В коридоре за дверью кабинета Эмбер остановилась, пока ее зрение и равновесие частично не восстановились. С большими трудностями, чем хотелось бы ее чувству собственного достоинства, она осторожно добрела до спальни.
Она включила все лампы на втором этаже на своем нелегком пути через дом и все светильники в своей комнате, прежде чем раздеться и забраться в постель.
Семьдесят
Они бились руками в стены.
Вне дома, в полной темноте сельской ночи, удары непослушных рук, которые искали и в конце концов находили окна и двери, доносились до нее, лежавшей в кровати.
Среди ударов и шорохов слышались шепоты голосов, либо монотонных и приглушенных сонливостью, либо заостренных, граничащих с паникой.
– Как меня зовут?.. До того, как здесь… тогда. Некуда… туда, где другая… холод… меня зовут?
Эмбер дрожала от холода и пыталась вспомнить, где находится. Она не могла понять, почему в комнате так темно. Подсознательно она чувствовала, что так быть не должно.
Кто-то бормотал под окном. Возможно, обращаясь не к ней, хотя Эмбер не могла быть уверена.
– А потом ты сказал… я сказала… я бы не… неблагоразумно… Но кто я такая… Ты, ты сказал мне… Ты поклялся… это было… что-то значило… знак… боялась, тем больше я… и теперь я знаю…
Первая, проникшая в дом, начала говорить в холле на первом этаже:
– …вовлечен… ты… ты сказал… не так просто… должна понять…
По ступеням шлепали босые ноги; были и другие признаки движения: возня там, в темноте, как будто кто-то старый и слепой вознамерился найти ее. Голос на лестнице был жестким и обвиняющим:
– Не собираюсь… Отказываюсь. Я сказала. Я сказала… не перестал… и посмотри… что случилось… свет… вообще слушаешь?
Первая гостья, возникшая в изножье кровати, быстро поднялась с пола. Эмбер не видела, кто это, но слышала, как вторгшаяся вздохнула, выпрямившись в полный рост. Плотный полиэтилен шуршал, когда конечности шевелились под своим покровом.
– Который час?
Но не ужас и не шок вышиб Эмбер из сна. Запах старого, грязного дома из прошлой жизни, и запах тех, кто бродил его коридорами и плакал за столькими стенами и дверьми, сгустился как тяжелый черный дым и опустился туда, где она лежала. И проснулась она, задыхаясь от вони этих существ.
Семьдесят один
Эмбер сидела в кухне и смотрела, как солнце встает над деревьями в конце сада.
Она была пьяна. Полупустая бутылка рома, обезвоживание и ощущение, что ее укачало, были достаточными признаками неумеренности. И еще она слишком быстро и глубоко погрузилась в лица и истории, запертые в кабинете. Так много знакомых глаз, улыбающихся со старых фотографий по соседству с желтеющими вырезками, почти что забытых уже в мире за ее дверьми, заставили возникшие воспоминания выйти из-под контроля.
«Вот и все».
Никто, близко подошедший к пониманию того, что она испытала и что она знала, не будет винить Эмбер за ночные кошмары, которые она будет испытывать до самого конца своей жизни.

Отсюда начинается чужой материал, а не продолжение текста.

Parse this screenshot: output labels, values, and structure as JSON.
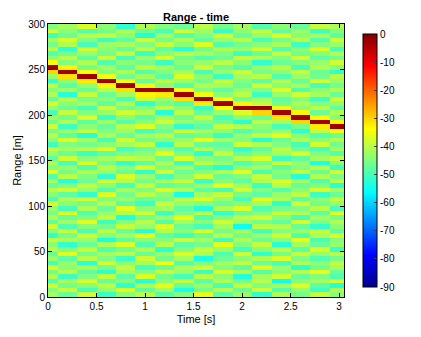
{
  "chart_data": {
    "type": "heatmap",
    "title": "Range - time",
    "x_label": "Time [s]",
    "y_label": "Range [m]",
    "color": "jet",
    "xlim": [
      0,
      3.05
    ],
    "xticks": [
      0,
      0.5,
      1,
      1.5,
      2,
      2.5,
      3
    ],
    "ylim": [
      0,
      300
    ],
    "yticks": [
      0,
      50,
      100,
      150,
      200,
      250,
      300
    ],
    "colorbar": {
      "range": [
        -90,
        0
      ],
      "ticks": [
        0,
        -10,
        -20,
        -30,
        -40,
        -50,
        -60,
        -70,
        -80,
        -90
      ]
    },
    "x": [
      0,
      0.2,
      0.4,
      0.6,
      0.8,
      1.0,
      1.2,
      1.4,
      1.6,
      1.8,
      2.0,
      2.2,
      2.4,
      2.6,
      2.8,
      3.0
    ],
    "y": [
      2.5,
      7.5,
      12.5,
      17.5,
      22.5,
      27.5,
      32.5,
      37.5,
      42.5,
      47.5,
      52.5,
      57.5,
      62.5,
      67.5,
      72.5,
      77.5,
      82.5,
      87.5,
      92.5,
      97.5,
      102.5,
      107.5,
      112.5,
      117.5,
      122.5,
      127.5,
      132.5,
      137.5,
      142.5,
      147.5,
      152.5,
      157.5,
      162.5,
      167.5,
      172.5,
      177.5,
      182.5,
      187.5,
      192.5,
      197.5,
      202.5,
      207.5,
      212.5,
      217.5,
      222.5,
      227.5,
      232.5,
      237.5,
      242.5,
      247.5,
      252.5,
      257.5,
      262.5,
      267.5,
      272.5,
      277.5,
      282.5,
      287.5,
      292.5,
      297.5
    ],
    "z": [
      [
        -42,
        -47,
        -38,
        -51,
        -44,
        -40,
        -49,
        -45,
        -36,
        -48,
        -43,
        -52,
        -41,
        -46,
        -39,
        -44
      ],
      [
        -45,
        -39,
        -50,
        -43,
        -37,
        -48,
        -42,
        -54,
        -46,
        -40,
        -47,
        -38,
        -49,
        -43,
        -51,
        -41
      ],
      [
        -38,
        -46,
        -44,
        -40,
        -52,
        -41,
        -36,
        -47,
        -43,
        -50,
        -39,
        -45,
        -42,
        -37,
        -48,
        -53
      ],
      [
        -49,
        -42,
        -37,
        -47,
        -45,
        -53,
        -44,
        -39,
        -48,
        -41,
        -46,
        -40,
        -55,
        -44,
        -42,
        -38
      ],
      [
        -41,
        -51,
        -45,
        -39,
        -48,
        -37,
        -46,
        -50,
        -40,
        -44,
        -53,
        -42,
        -38,
        -47,
        -45,
        -49
      ],
      [
        -46,
        -40,
        -48,
        -52,
        -42,
        -45,
        -39,
        -43,
        -51,
        -37,
        -41,
        -49,
        -44,
        -40,
        -36,
        -47
      ],
      [
        -37,
        -44,
        -41,
        -46,
        -39,
        -50,
        -47,
        -41,
        -38,
        -45,
        -48,
        -36,
        -43,
        -52,
        -46,
        -42
      ],
      [
        -50,
        -43,
        -53,
        -38,
        -44,
        -42,
        -35,
        -49,
        -45,
        -42,
        -39,
        -47,
        -50,
        -41,
        -44,
        -39
      ],
      [
        -43,
        -48,
        -40,
        -45,
        -51,
        -38,
        -46,
        -42,
        -54,
        -47,
        -44,
        -41,
        -37,
        -45,
        -49,
        -46
      ],
      [
        -47,
        -36,
        -46,
        -42,
        -40,
        -47,
        -43,
        -37,
        -41,
        -49,
        -38,
        -52,
        -46,
        -39,
        -43,
        -40
      ],
      [
        -40,
        -45,
        -39,
        -49,
        -46,
        -41,
        -52,
        -45,
        -39,
        -43,
        -50,
        -44,
        -40,
        -48,
        -37,
        -51
      ],
      [
        -44,
        -52,
        -47,
        -41,
        -37,
        -49,
        -40,
        -48,
        -46,
        -36,
        -45,
        -39,
        -53,
        -42,
        -47,
        -43
      ],
      [
        -39,
        -41,
        -43,
        -54,
        -48,
        -44,
        -45,
        -38,
        -42,
        -51,
        -41,
        -47,
        -44,
        -36,
        -50,
        -45
      ],
      [
        -52,
        -46,
        -38,
        -44,
        -42,
        -36,
        -48,
        -51,
        -47,
        -40,
        -46,
        -43,
        -38,
        -49,
        -41,
        -37
      ],
      [
        -45,
        -39,
        -50,
        -40,
        -47,
        -53,
        -41,
        -44,
        -37,
        -46,
        -42,
        -50,
        -45,
        -43,
        -39,
        -48
      ],
      [
        -38,
        -49,
        -44,
        -46,
        -39,
        -43,
        -37,
        -47,
        -50,
        -42,
        -55,
        -40,
        -41,
        -47,
        -52,
        -44
      ],
      [
        -48,
        -42,
        -36,
        -51,
        -45,
        -40,
        -49,
        -42,
        -44,
        -38,
        -43,
        -46,
        -48,
        -37,
        -45,
        -41
      ],
      [
        -41,
        -47,
        -45,
        -39,
        -53,
        -46,
        -43,
        -36,
        -49,
        -45,
        -40,
        -38,
        -44,
        -50,
        -42,
        -46
      ],
      [
        -46,
        -37,
        -49,
        -43,
        -41,
        -38,
        -51,
        -45,
        -40,
        -52,
        -47,
        -44,
        -39,
        -41,
        -48,
        -36
      ],
      [
        -43,
        -50,
        -41,
        -47,
        -36,
        -44,
        -42,
        -48,
        -53,
        -41,
        -37,
        -49,
        -46,
        -45,
        -40,
        -50
      ],
      [
        -37,
        -44,
        -46,
        -40,
        -48,
        -51,
        -39,
        -43,
        -45,
        -47,
        -44,
        -42,
        -52,
        -38,
        -46,
        -43
      ],
      [
        -50,
        -41,
        -38,
        -45,
        -43,
        -47,
        -46,
        -40,
        -37,
        -43,
        -50,
        -36,
        -41,
        -48,
        -44,
        -39
      ],
      [
        -44,
        -48,
        -52,
        -37,
        -46,
        -40,
        -44,
        -54,
        -42,
        -39,
        -46,
        -48,
        -43,
        -40,
        -51,
        -47
      ],
      [
        -40,
        -38,
        -43,
        -49,
        -42,
        -45,
        -37,
        -41,
        -48,
        -50,
        -38,
        -45,
        -49,
        -44,
        -37,
        -42
      ],
      [
        -47,
        -45,
        -40,
        -44,
        -50,
        -39,
        -48,
        -46,
        -43,
        -36,
        -42,
        -51,
        -40,
        -47,
        -45,
        -53
      ],
      [
        -42,
        -53,
        -47,
        -38,
        -41,
        -46,
        -42,
        -39,
        -51,
        -44,
        -48,
        -41,
        -37,
        -42,
        -49,
        -40
      ],
      [
        -49,
        -40,
        -45,
        -52,
        -37,
        -43,
        -50,
        -44,
        -38,
        -47,
        -45,
        -39,
        -46,
        -53,
        -41,
        -45
      ],
      [
        -36,
        -46,
        -41,
        -43,
        -47,
        -52,
        -38,
        -47,
        -45,
        -41,
        -36,
        -50,
        -44,
        -39,
        -47,
        -38
      ],
      [
        -45,
        -43,
        -49,
        -40,
        -44,
        -37,
        -45,
        -42,
        -49,
        -53,
        -44,
        -42,
        -48,
        -45,
        -40,
        -51
      ],
      [
        -41,
        -50,
        -37,
        -46,
        -52,
        -48,
        -41,
        -51,
        -40,
        -43,
        -49,
        -46,
        -38,
        -43,
        -54,
        -44
      ],
      [
        -48,
        -38,
        -44,
        -42,
        -39,
        -41,
        -47,
        -37,
        -44,
        -46,
        -40,
        -37,
        -51,
        -48,
        -42,
        -39
      ],
      [
        -43,
        -47,
        -51,
        -48,
        -45,
        -44,
        -36,
        -45,
        -52,
        -39,
        -47,
        -44,
        -42,
        -37,
        -45,
        -49
      ],
      [
        -39,
        -42,
        -40,
        -37,
        -50,
        -47,
        -43,
        -49,
        -41,
        -45,
        -52,
        -48,
        -40,
        -46,
        -50,
        -42
      ],
      [
        -51,
        -45,
        -46,
        -44,
        -42,
        -39,
        -52,
        -40,
        -47,
        -48,
        -38,
        -41,
        -45,
        -50,
        -38,
        -46
      ],
      [
        -44,
        -37,
        -42,
        -50,
        -38,
        -46,
        -44,
        -43,
        -36,
        -42,
        -45,
        -53,
        -47,
        -41,
        -44,
        -40
      ],
      [
        -40,
        -48,
        -53,
        -41,
        -47,
        -42,
        -40,
        -48,
        -46,
        -51,
        -43,
        -39,
        -36,
        -44,
        -49,
        -47
      ],
      [
        -46,
        -43,
        -39,
        -45,
        -43,
        -50,
        -47,
        -38,
        -42,
        -44,
        -49,
        -46,
        -43,
        -52,
        -40,
        -35
      ],
      [
        -38,
        -51,
        -44,
        -47,
        -40,
        -37,
        -45,
        -52,
        -48,
        -39,
        -41,
        -44,
        -50,
        -46,
        -32,
        -3
      ],
      [
        -47,
        -41,
        -48,
        -42,
        -49,
        -44,
        -38,
        -43,
        -45,
        -47,
        -53,
        -40,
        -42,
        -30,
        -3,
        -33
      ],
      [
        -42,
        -46,
        -37,
        -51,
        -44,
        -48,
        -42,
        -46,
        -39,
        -50,
        -44,
        -47,
        -31,
        -3,
        -34,
        -45
      ],
      [
        -50,
        -39,
        -45,
        -43,
        -38,
        -41,
        -53,
        -40,
        -47,
        -43,
        -37,
        -30,
        -3,
        -33,
        -47,
        -41
      ],
      [
        -43,
        -47,
        -50,
        -38,
        -46,
        -45,
        -39,
        -44,
        -52,
        -34,
        -3,
        -3,
        -35,
        -44,
        -40,
        -48
      ],
      [
        -37,
        -44,
        -42,
        -48,
        -41,
        -52,
        -46,
        -49,
        -32,
        -3,
        -33,
        -39,
        -46,
        -41,
        -45,
        -43
      ],
      [
        -48,
        -40,
        -46,
        -44,
        -50,
        -39,
        -43,
        -31,
        -3,
        -34,
        -46,
        -42,
        -48,
        -45,
        -51,
        -38
      ],
      [
        -41,
        -53,
        -39,
        -47,
        -42,
        -33,
        -32,
        -3,
        -35,
        -44,
        -40,
        -51,
        -43,
        -38,
        -42,
        -47
      ],
      [
        -45,
        -42,
        -47,
        -40,
        -31,
        -3,
        -3,
        -34,
        -45,
        -48,
        -43,
        -45,
        -37,
        -49,
        -44,
        -41
      ],
      [
        -39,
        -48,
        -43,
        -33,
        -3,
        -35,
        -44,
        -49,
        -41,
        -42,
        -47,
        -38,
        -44,
        -42,
        -50,
        -46
      ],
      [
        -52,
        -44,
        -32,
        -3,
        -34,
        -47,
        -40,
        -43,
        -46,
        -39,
        -45,
        -48,
        -41,
        -47,
        -38,
        -43
      ],
      [
        -43,
        -31,
        -3,
        -35,
        -46,
        -42,
        -48,
        -37,
        -44,
        -51,
        -42,
        -40,
        -49,
        -43,
        -46,
        -40
      ],
      [
        -30,
        -3,
        -34,
        -45,
        -41,
        -49,
        -45,
        -42,
        -50,
        -43,
        -38,
        -46,
        -44,
        -39,
        -47,
        -52
      ],
      [
        -3,
        -33,
        -46,
        -42,
        -48,
        -39,
        -42,
        -47,
        -38,
        -46,
        -49,
        -43,
        -40,
        -50,
        -41,
        -44
      ],
      [
        -34,
        -45,
        -41,
        -49,
        -44,
        -46,
        -51,
        -44,
        -43,
        -40,
        -44,
        -52,
        -47,
        -45,
        -43,
        -38
      ],
      [
        -44,
        -40,
        -48,
        -38,
        -50,
        -43,
        -37,
        -46,
        -49,
        -47,
        -39,
        -41,
        -45,
        -38,
        -48,
        -46
      ],
      [
        -49,
        -46,
        -43,
        -46,
        -39,
        -51,
        -44,
        -40,
        -42,
        -45,
        -51,
        -47,
        -39,
        -46,
        -44,
        -41
      ],
      [
        -40,
        -52,
        -38,
        -44,
        -47,
        -40,
        -48,
        -53,
        -46,
        -41,
        -43,
        -38,
        -49,
        -44,
        -37,
        -50
      ],
      [
        -46,
        -41,
        -50,
        -43,
        -42,
        -45,
        -39,
        -44,
        -37,
        -49,
        -46,
        -44,
        -42,
        -51,
        -45,
        -43
      ],
      [
        -42,
        -37,
        -45,
        -51,
        -48,
        -38,
        -46,
        -41,
        -48,
        -43,
        -40,
        -50,
        -46,
        -40,
        -49,
        -38
      ],
      [
        -51,
        -47,
        -40,
        -39,
        -44,
        -53,
        -42,
        -49,
        -45,
        -38,
        -47,
        -43,
        -37,
        -44,
        -42,
        -48
      ],
      [
        -38,
        -44,
        -49,
        -46,
        -41,
        -47,
        -50,
        -38,
        -43,
        -52,
        -44,
        -39,
        -48,
        -43,
        -51,
        -45
      ],
      [
        -45,
        -42,
        -37,
        -44,
        -52,
        -41,
        -45,
        -47,
        -40,
        -46,
        -42,
        -49,
        -44,
        -47,
        -39,
        -41
      ]
    ]
  }
}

А после окончательного монтажа «Девяти дней» она не рассматривала историю дома 82 по Эджхилл-роуд и свою ведущую в ней роль настолько близко и внимательно, как вчера. Окончательный монтаж завершился год назад. Так что причина нынешнего рецидива была очевидна. А когда ты одна, как она прекрасно знала, нужно еще больше времени, чтобы успокоиться.
Эмбер включила радио, настроила на местную станцию. Вполуха слушала жизнерадостный репортаж об урожаях в южном Девоне: размеры фруктов, томатов, картофеля, зерна, коммерческие сады расцвели как никогда, лучшая жатва за многие десятилетия. Она каждый вечер смотрела те же самые новости по местному телевидению. Оптимистичные сообщения улучшали ей настроение. Это было хорошее время, это был хороший знак. Она была в обители красоты и плодородия; ее исцелят природа, морской воздух, солнце…
Но как ей было унять тревожное ощущение, то, от которого она не смогла избавиться, что напугавший ее кошмар явно отличался от тех, что снились ей в первые два года после побега оттуда? И он отличался от снов, приходивших к ней в море, как по яркости, так и по отчетливости. Те сны были бессмыслицей, фрагментами прошлого, ожившими и перемешавшимися с нынешней ситуацией: Драч слонялся по палубам корабля, одетый как подросток, и пытался продавать наркотики восьмидесятилетним богачам; Фергал стоял за штурвалом, одетый в белую форму, его рыжая морда ухмылялась из-под козырька фуражки; Друзья Света проводили сеанс за соседним столиком в ресторане.